ECLI:NL:RBAMS:2019:4963

Rechtbank Amsterdam

Datum uitspraak
11 juli 2019
Publicatiedatum
10 juli 2019
Zaaknummer
C/13/666695 / KG ZA 19-536 MW/BB
Instantie
Rechtbank Amsterdam
Type
Uitspraak
Rechtsgebied
Civiel recht
Procedures
  • Kort geding
Vindplaatsen
  • Rechtspraak.nl
AI samenvatting door LexboostAutomatisch gegenereerd

Inbreuk op auteursrecht door kledingproducent op basis van bloemenprint

In deze zaak heeft de voorzieningenrechter van de Rechtbank Amsterdam op 11 juli 2019 uitspraak gedaan in een kort geding tussen een beeldend kunstenaar, aangeduid als [eiser], en de kledingproducent Petit Bateau. De eiser vorderde dat Petit Bateau zou stoppen met de inbreuk op zijn auteursrecht en persoonlijkheidsrechten met betrekking tot een bloemenprint die hij had ontworpen en die door Petit Bateau op hun kledingcollectie was gebruikt zonder zijn toestemming. De eiser had Petit Bateau eerder gesommeerd om de verkoop van de collectie te staken, maar hier was geen gehoor aan gegeven.

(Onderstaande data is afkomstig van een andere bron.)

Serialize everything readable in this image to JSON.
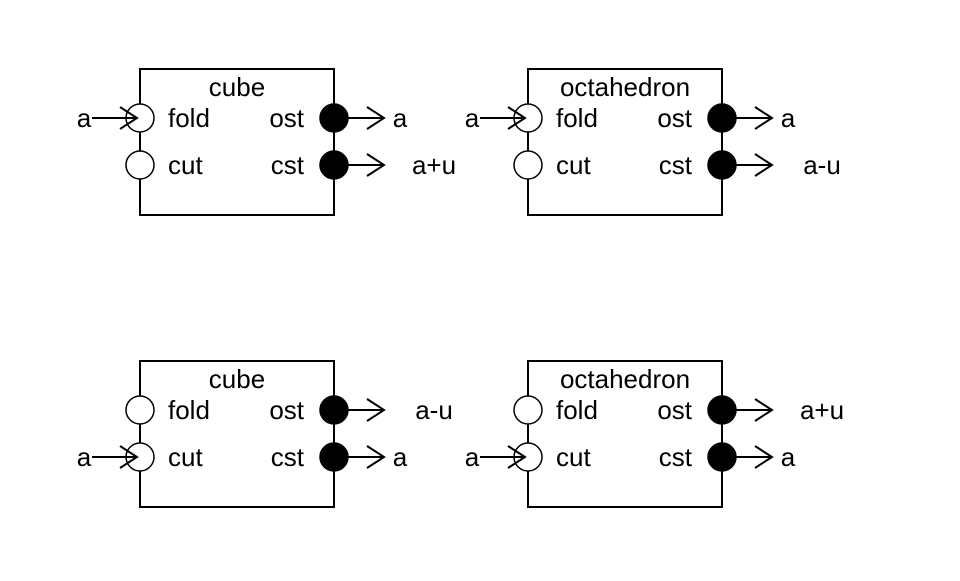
{
  "blocks": [
    {
      "title": "cube",
      "left_ports": [
        "fold",
        "cut"
      ],
      "right_ports": [
        "ost",
        "cst"
      ],
      "input": {
        "port": "fold",
        "label": "a"
      },
      "outputs": [
        {
          "port": "ost",
          "label": "a"
        },
        {
          "port": "cst",
          "label": "a+u"
        }
      ]
    },
    {
      "title": "octahedron",
      "left_ports": [
        "fold",
        "cut"
      ],
      "right_ports": [
        "ost",
        "cst"
      ],
      "input": {
        "port": "fold",
        "label": "a"
      },
      "outputs": [
        {
          "port": "ost",
          "label": "a"
        },
        {
          "port": "cst",
          "label": "a-u"
        }
      ]
    },
    {
      "title": "cube",
      "left_ports": [
        "fold",
        "cut"
      ],
      "right_ports": [
        "ost",
        "cst"
      ],
      "input": {
        "port": "cut",
        "label": "a"
      },
      "outputs": [
        {
          "port": "ost",
          "label": "a-u"
        },
        {
          "port": "cst",
          "label": "a"
        }
      ]
    },
    {
      "title": "octahedron",
      "left_ports": [
        "fold",
        "cut"
      ],
      "right_ports": [
        "ost",
        "cst"
      ],
      "input": {
        "port": "cut",
        "label": "a"
      },
      "outputs": [
        {
          "port": "ost",
          "label": "a+u"
        },
        {
          "port": "cst",
          "label": "a"
        }
      ]
    }
  ]
}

Tijdens de zitting op 27 juni 2019 heeft de eiser zijn vorderingen toegelicht, waarbij hij stelde dat hij de enige auteursrechthebbende was van de bloemenprint. Petit Bateau voerde verweer en betwistte de auteursrechthebbendheid van de eiser, stellende dat de bloemenprint door een derde was ontworpen. De voorzieningenrechter oordeelde dat de eiser inderdaad de enige maker van de bloemenprint was en dat Petit Bateau onrechtmatig handelde door deze zonder toestemming te gebruiken.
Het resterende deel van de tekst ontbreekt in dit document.